[Lamarck, the Founder of Evolution by Alpheus Spring Packard]@TWC D-Link bookLamarck, the Founder of Evolution CHAPTER VIII 16/30
He restricts the term "fossils" to vegetable and animal remains, since the word in his time was by some loosely applied to minerals as well as fossils; to anything dug out of the earth.
"We find fossils," he says, "on dry land, even in the middle of continents and large islands; and not only in places far removed from the sea, but even on mountains and in their bowels, at considerable heights, each part of the earth's surface having at some time been a veritable ocean bottom." He then quotes at length accounts of such instances from Buffon, and notices their prodigious number, and that while the greater number are marine, others are fresh-water and terrestrial shells, and the marine shells may be divided into littoral and pelagic. "This distinction is very important to make, because the consideration of fossils is, as we have already said, one of the principal means of knowing well the revolutions which have taken place on the surface of our globe.
This subject is of great importance, and under this point of view it should lead naturalists to study fossil shells, in order to compare them with their analogues which we can discover in the sea; finally, to carefully seek the places where each species lives, the banks which are formed of them, the different beds which these banks may present, etc., etc., so that we do not believe it out of place to insert here the principal considerations which have already resulted from that which is known in this respect. "_The fossils which are found in the dry parts of the surface of the globe are evident indications of a long sojourn of the sea in the very places where we observe them._" Under this heading, after repeating the statement previously made that fossils occur in all parts of the dry land, in the midst of the continents and on high mountains, he inquires _by what cause_ so many marine shells could be found in the explored parts of the world.

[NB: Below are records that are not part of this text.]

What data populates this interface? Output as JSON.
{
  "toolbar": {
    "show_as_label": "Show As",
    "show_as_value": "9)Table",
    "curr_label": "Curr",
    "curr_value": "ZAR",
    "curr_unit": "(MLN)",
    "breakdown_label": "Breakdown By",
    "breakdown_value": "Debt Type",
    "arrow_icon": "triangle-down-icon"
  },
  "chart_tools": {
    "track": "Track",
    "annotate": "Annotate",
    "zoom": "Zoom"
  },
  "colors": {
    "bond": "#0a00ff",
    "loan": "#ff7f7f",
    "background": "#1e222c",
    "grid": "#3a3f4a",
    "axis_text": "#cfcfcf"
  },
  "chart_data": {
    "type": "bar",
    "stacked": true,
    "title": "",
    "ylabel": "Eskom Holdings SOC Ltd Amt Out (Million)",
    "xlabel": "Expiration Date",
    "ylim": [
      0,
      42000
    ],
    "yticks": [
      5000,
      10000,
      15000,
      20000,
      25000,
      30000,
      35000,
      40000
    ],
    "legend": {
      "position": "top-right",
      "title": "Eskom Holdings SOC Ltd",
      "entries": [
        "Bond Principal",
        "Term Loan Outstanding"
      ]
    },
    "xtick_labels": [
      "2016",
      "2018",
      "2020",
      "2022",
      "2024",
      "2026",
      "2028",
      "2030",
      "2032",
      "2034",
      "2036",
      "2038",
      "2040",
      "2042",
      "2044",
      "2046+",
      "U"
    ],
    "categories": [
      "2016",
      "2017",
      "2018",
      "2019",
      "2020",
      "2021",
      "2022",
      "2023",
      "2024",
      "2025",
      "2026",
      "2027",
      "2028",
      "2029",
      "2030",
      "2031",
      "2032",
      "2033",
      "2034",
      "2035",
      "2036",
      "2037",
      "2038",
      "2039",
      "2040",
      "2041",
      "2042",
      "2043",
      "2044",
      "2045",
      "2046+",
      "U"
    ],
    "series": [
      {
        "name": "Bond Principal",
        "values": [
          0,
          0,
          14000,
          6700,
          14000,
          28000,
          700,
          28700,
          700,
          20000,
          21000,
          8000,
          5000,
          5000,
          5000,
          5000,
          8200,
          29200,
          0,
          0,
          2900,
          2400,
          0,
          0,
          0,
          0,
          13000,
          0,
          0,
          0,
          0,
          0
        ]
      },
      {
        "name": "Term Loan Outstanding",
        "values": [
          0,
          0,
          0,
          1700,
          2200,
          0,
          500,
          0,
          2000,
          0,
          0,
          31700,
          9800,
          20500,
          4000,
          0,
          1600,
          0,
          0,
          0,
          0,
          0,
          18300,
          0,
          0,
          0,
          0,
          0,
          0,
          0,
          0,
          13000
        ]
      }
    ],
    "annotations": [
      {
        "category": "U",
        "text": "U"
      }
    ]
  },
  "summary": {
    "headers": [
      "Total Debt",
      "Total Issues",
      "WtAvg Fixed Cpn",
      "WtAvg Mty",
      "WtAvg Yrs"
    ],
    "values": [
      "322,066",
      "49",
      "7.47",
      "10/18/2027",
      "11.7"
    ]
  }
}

Discarding the old idea that they are monuments of the deluge, transformed into fossils, he denies that there was such a general catastrophe as a universal deluge, and goes on to say in his assured, but calm and philosophic way: "On the globe which we inhabit, everything is submitted to continual and inevitable changes, which result from the essential order of things: they take place, in truth, with more or less promptitude or slowness, according to the nature, the condition, or the situation of the objects; nevertheless they are wrought in some time or other. "To nature, time is nothing, and it never presents a difficulty; she always has it at her disposal, and it is for her a means without limit, with which she has made the greatest as well as the least things. "The changes to which everything in this world is subjected are changes not only of form and of nature, but they are changes also of bulk, and even of situation. "All the considerations stated in the preceding chapters should convince us that nothing on the surface of the terrestrial globe is immutable.
They teach us that the vast ocean which occupies so great a part of the surface of our globe cannot have its bed constantly fixed in the same place; that the dry or exposed parts of this surface themselves undergo perpetual changes in their condition, and that they are in turn successively invaded and abandoned by the sea. "There is, indeed, every evidence that these enormous masses of water continually displace themselves, both their bed and their limits. "In truth these displacements, which are never interrupted, are in general only made with extreme and almost inappreciable slowness, but they are in ceaseless operation, and with such constancy that the ocean bottom, which necessarily loses on one side while it gains on another, has already, without doubt, spread over not only once, but even several times, every point of the surface of the globe. "If it is thus, if each point of the surface of the terrestrial globe has been in turn dominated by the seas--that is to say, has contributed to form the bed of those immense masses of water which constitute the ocean--it should result (1) that the insensible but uninterrupted transfer of the bed of the ocean over the whole surface of the globe has given place to deposits of the remains of marine animals which we should find in a fossil state; (2) that this translation of the ocean basin should be the reason why the dry portions of the earth are always more elevated than the level of the sea; so that the old ocean bed should become exposed without being elevated above the sea, and without consequently giving rise to the formation of mountains which we observe in so many different regions of the naked parts of our globe." Thus littoral shells of many genera, such as Pectens, Tellinae, cockle shells, turban shells (_sabots_), etc., madrepores and other littoral polyps, the bones of marine or of amphibious animals which have lived near the sea, and which occur as fossils, are then unimpeachable monuments of the sojourn of the sea on the points of the dry parts of the globe where we observe their deposits, and besides these occur deep-water forms.